Im honestly surprised he lived this long. He has had health problems for years, but also how do you just let go of one of the greatest college football coaches of all time? (Scandal aside)


RIP JOE


----------



## USMarine75 (Jan 24, 2012)

What a sad way to end such a great legacy. Unfortunately there's no definitive answer to what he knew and when he knew it... so we're just left with a tarnished legacy. I hope that over time people remember the good as well.

As an example, I heard Helter Skelter by the Beatles this morning and the first thing I thought of was Charlie Manson... it's such a great song, maybe the first metal song ever (?) but instead the first thought when it came on was damn hey I wonder what crazy Charlie is up to nowadays...

Similarly, the "Adolf" was such a cool mustache but all it took was one guy to ruin it for everyone (except Michael Jordan)...

Sandusky not only destroyed the lives of 40+ innocent kids, but he also ruined: Joe Pa, many other PSU coaches/staff/admin, the PSU reputation, and Sandusky's own family. Speaking of which, anyone else notice that the poor Baltimore Ravens announcer's name is Gerry Sandusky? Poor bastard...

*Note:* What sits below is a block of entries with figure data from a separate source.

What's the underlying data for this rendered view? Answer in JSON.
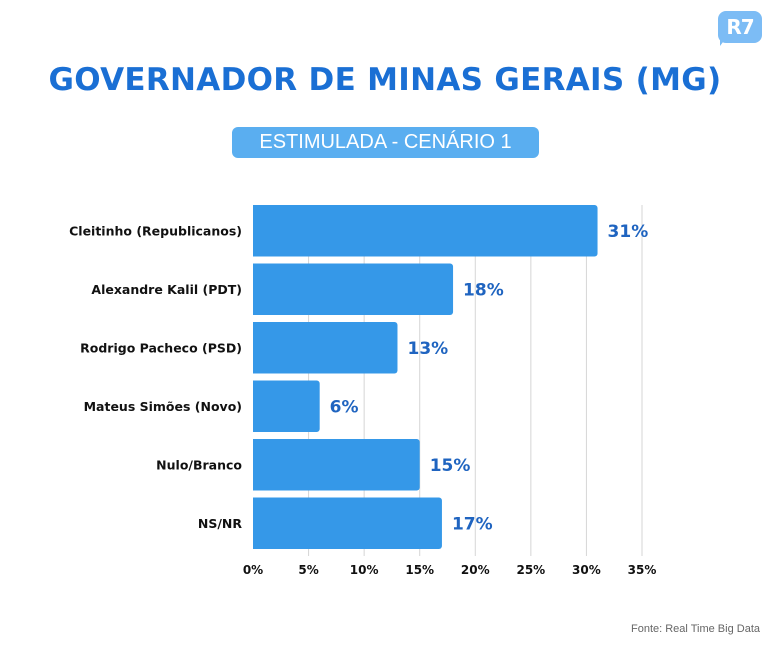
{
  "logo": {
    "text": "R7",
    "color": "#7cbcf5"
  },
  "header": {
    "title": "GOVERNADOR DE MINAS GERAIS (MG)",
    "subtitle": "ESTIMULADA - CENÁRIO 1"
  },
  "source": "Fonte: Real Time Big Data",
  "colors": {
    "bar": "#3598e8",
    "title": "#1a6fd4",
    "value_label": "#1f64c0",
    "grid": "#d6d6d6"
  },
  "chart_data": {
    "type": "bar",
    "orientation": "horizontal",
    "title": "GOVERNADOR DE MINAS GERAIS (MG)",
    "subtitle": "ESTIMULADA - CENÁRIO 1",
    "categories": [
      "Cleitinho (Republicanos)",
      "Alexandre Kalil (PDT)",
      "Rodrigo Pacheco (PSD)",
      "Mateus Simões (Novo)",
      "Nulo/Branco",
      "NS/NR"
    ],
    "values": [
      31,
      18,
      13,
      6,
      15,
      17
    ],
    "value_labels": [
      "31%",
      "18%",
      "13%",
      "6%",
      "15%",
      "17%"
    ],
    "xlabel": "",
    "ylabel": "",
    "xlim": [
      0,
      35
    ],
    "xticks": [
      0,
      5,
      10,
      15,
      20,
      25,
      30,
      35
    ],
    "xtick_labels": [
      "0%",
      "5%",
      "10%",
      "15%",
      "20%",
      "25%",
      "30%",
      "35%"
    ],
    "grid": "vertical",
    "legend": "none"
  }
}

It's going to be weird watching NCAAF without Bowden and Paterno...


----------



## cwhitey2 (Jan 24, 2012)

USMarine75 said:


> Sandusky not only destroyed the lives of 40+ innocent kids, but he also ruined: Joe Pa, many other PSU coaches/staff/admin, the PSU reputation, and Sandusky's own family. Speaking of which, anyone else notice that the poor Baltimore Ravens announcer's name is Gerry Sandusky? Poor bastard...
> 
> It's going to be weird watching NCAAF without Bowden and Paterno...



This.


----------